Antique maple and mahogany two tier table featuring solid wood construction, unique rectangular shape tabletop and a lower open shelf sitting on a turned pedestal base with Duncan Phyfe style, splayed legs. a serpentine shaped top and intricate inlay banding.
Circa 1930's.
The table features cabriole legs. This distinctive style is characterized by its elegant, double-curved "S" shape.
The upper curve is convex (bowing outward, resembling a knee), and the lower curve is concave (bowing inward, resembling an ankle).
The cabriole leg design has a timeless charm and originated in ancient China, later becoming popular in European furniture during the early 18th century, particularly associated with Queen Anne and Chippendale styles.
The legs on this table splay outward and narrow as they reach the floor, contributing to an elegant and sophisticated appearance.

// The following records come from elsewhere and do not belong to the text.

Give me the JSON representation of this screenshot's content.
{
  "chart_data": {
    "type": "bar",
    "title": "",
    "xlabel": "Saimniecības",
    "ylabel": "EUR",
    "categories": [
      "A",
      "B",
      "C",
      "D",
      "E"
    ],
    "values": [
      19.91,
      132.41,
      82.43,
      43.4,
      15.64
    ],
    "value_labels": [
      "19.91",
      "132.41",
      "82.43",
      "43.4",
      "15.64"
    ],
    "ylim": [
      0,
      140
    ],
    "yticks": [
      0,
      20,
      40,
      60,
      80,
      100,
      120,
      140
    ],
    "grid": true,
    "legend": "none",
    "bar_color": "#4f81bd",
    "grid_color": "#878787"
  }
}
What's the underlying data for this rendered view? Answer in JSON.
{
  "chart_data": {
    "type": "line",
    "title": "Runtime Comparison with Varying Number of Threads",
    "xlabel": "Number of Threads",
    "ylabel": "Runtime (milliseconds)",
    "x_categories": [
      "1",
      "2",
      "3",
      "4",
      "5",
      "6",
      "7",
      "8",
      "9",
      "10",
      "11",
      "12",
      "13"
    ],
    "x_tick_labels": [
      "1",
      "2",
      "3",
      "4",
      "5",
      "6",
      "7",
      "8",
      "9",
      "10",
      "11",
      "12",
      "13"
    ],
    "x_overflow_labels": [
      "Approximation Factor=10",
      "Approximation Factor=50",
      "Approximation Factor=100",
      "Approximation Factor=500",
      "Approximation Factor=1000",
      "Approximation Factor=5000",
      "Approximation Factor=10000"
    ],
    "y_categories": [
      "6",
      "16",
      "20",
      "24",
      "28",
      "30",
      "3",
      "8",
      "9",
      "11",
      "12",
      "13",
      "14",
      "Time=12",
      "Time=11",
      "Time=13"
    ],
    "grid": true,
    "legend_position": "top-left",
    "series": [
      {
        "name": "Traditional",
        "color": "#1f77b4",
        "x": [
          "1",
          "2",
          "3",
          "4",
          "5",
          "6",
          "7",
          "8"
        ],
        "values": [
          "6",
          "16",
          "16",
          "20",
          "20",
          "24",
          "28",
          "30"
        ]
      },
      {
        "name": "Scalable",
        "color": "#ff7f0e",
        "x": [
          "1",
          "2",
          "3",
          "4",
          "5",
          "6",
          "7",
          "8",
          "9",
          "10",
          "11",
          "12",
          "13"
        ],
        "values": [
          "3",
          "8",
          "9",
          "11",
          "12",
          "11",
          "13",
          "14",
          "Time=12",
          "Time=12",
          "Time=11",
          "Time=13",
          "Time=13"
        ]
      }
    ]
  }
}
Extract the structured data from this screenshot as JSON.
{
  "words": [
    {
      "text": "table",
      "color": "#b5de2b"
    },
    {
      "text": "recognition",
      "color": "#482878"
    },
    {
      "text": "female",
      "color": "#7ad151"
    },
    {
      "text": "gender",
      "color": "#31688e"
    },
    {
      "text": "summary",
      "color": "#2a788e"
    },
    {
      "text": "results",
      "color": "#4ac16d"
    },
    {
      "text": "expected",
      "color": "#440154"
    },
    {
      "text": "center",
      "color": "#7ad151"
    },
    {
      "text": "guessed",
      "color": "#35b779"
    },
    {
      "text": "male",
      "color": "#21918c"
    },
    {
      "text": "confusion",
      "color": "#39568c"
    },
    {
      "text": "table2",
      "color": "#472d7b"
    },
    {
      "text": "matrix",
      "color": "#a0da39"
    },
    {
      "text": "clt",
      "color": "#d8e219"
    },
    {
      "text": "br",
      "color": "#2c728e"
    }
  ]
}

Duncan Phyfe (1770-1854) was a Scottish émigré who established one of the most successful furniture-making operations in New York in the early nineteenth century. Phyfe produced furniture in the newest, Neoclassical style which was widely sought after by affluent consumers in New York and beyond in places as far south as the Caribbean. Thomas Cornell Pearsall (1768-1820), a New York merchant, commissioned Duncan Phyfe to make the spectacular swivel-top "pillar-and-claw" card tables for his family home on the East River known as "Belmont." The Pearsalls arranged Belmont with these card tables and another suite of chairs and sofas (1960.4.1-15), donated to the Metropolitan Museum in 1960, with a sella curulis or curule style crossed base designed after ancient Roman folding chairs.